Biotech-focused venture capitalists say they will continue to invest in new startups, but are wary that money won’t flow as freely, especially for a third, fourth or fifth startup trying to solve the same problem or working on similar technology. competitors.
“As the investment bar rises, fewer companies will be funded. But by definition, the quality of what gets funded also goes up,” said Jorge Conde, senior partner at California venture capital firm Andreessen Horowitz. “And hopefully they will be more focused and stronger.”

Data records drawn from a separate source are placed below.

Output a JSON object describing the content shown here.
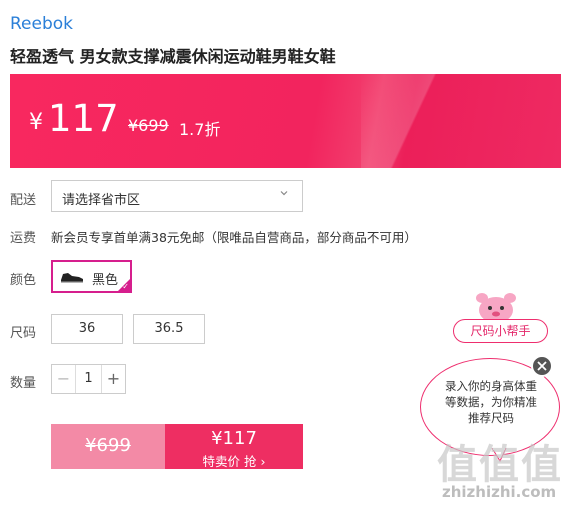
{
  "brand": "Reebok",
  "title": "轻盈透气 男女款支撑减震休闲运动鞋男鞋女鞋",
  "price": {
    "currency": "¥",
    "current": "117",
    "original": "¥699",
    "discount": "1.7折"
  },
  "labels": {
    "delivery": "配送",
    "shipping": "运费",
    "color": "颜色",
    "size": "尺码",
    "quantity": "数量"
  },
  "delivery_select": {
    "value": "请选择省市区"
  },
  "shipping_text": "新会员专享首单满38元免邮（限唯品自营商品，部分商品不可用）",
  "color_option": {
    "label": "黑色",
    "selected": true
  },
  "sizes": [
    "36",
    "36.5"
  ],
  "quantity": {
    "value": "1",
    "minus": "−",
    "plus": "+"
  },
  "buy": {
    "original": "¥699",
    "price": "¥117",
    "action": "特卖价 抢 ›"
  },
  "size_helper": {
    "button": "尺码小帮手",
    "bubble_text": "录入你的身高体重等数据，为你精准推荐尺码"
  },
  "watermark": {
    "logo": "值值值",
    "url": "zhizhizhi.com"
  },
  "colors": {
    "accent": "#ee2e62",
    "brand_link": "#2a7fd8",
    "selected_border": "#d61e8d"
  }
}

Rupert Vessey, president of research and early development at Bristol Myers Squibb, which opened a new research site in Cambridge this year, doesn’t expect scientific progress at local startups to slow down. “The Boston-Cambridge ecosystem is incredibly strong and innovative, and there is such a critical mass of company-building skills that I’m confident the ecosystem will come through this period and still be an industry leader.”
That view that the region’s biotech industry will weather the storm has been echoed by many investors.
“Boston continues to be the biotech capital of the world,” Hedin said. “That’s not going to change anytime soon.”